Aquí, cerca de la orilla, el hielo era un poco más grueso. Harry empezó a transpirar, pero muy pronto consiguió abrir un agujero de unos noventa centímetros de diámetro. Quitó los trozos de hielo sueltos que flotaban en la zona que había despejado y se puso de pie. Allí abajo el agua se arremolinaba, oscura. Y debajo del agua, debajo del frío lodo y los sedimentos…
Ahora que ya estaba todo hecho, Harry debía marcharse, y deprisa. Estaba sudado, y no le convenía coger frío. Además, la nevada comenzaba a hacerse más espesa. Y junto con la nieve había llegado la temprana oscuridad del atardecer invernal. Tenía tiempo de tomar un coñac en el hotel, y después, sería ya la hora de su confrontación con Viktor Shukshin.
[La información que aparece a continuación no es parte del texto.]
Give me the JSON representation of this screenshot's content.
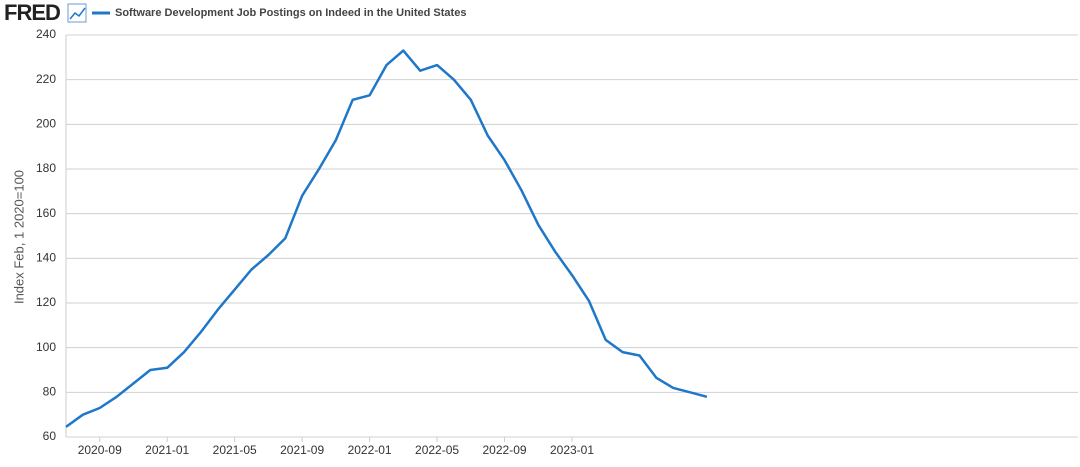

—Harry, te quiero mucho, hijo mío. ¡Que tengas suerte! —le dijo su madre mientras él cruzaba el prado y se dirigía al coche.
Una hora más tarde, Dragosani y Batu estaban apostados detrás de un macizo de jóvenes coníferas, a la orilla del río y a unos veinte o veinticinco metros de la casa de Shukshin. Aún no hacía media hora que estaban allí, pero el frío comenzaba a traspasar sus abrigos. Para combatirlo, Batu había comenzado a balancear rítmicamente sus brazos, y Dragosani acababa de encender un cigarrillo cuando finalmente la luz amarilla que había encima de la puerta del patio de Shukshin se encendió. Era la señal que esperaban, e indicaba que el escenario del crimen ya estaba preparado. Dos hombres salieron de la casa.
En realidad, y teniendo en cuenta la hora, aún no era de noche, pero la oscuridad invernal hacía que lo pareciera. Si no hubiera sido por la luna, que comenzaba a salir, y por las primeras estrellas, la visibilidad habría sido mala. Las nubes, que una hora antes eran muy densas, se habían alejado, y no había caído más nieve, pero hacia el oeste el cielo estaba cubierto, y el viento soplaba desde esa dirección. Esa noche iba a nevar, y mucho. Pero por el momento las estrellas iluminaban la escena con su luz suave y fría, y la luna convertía el río helado en una cinta de plata.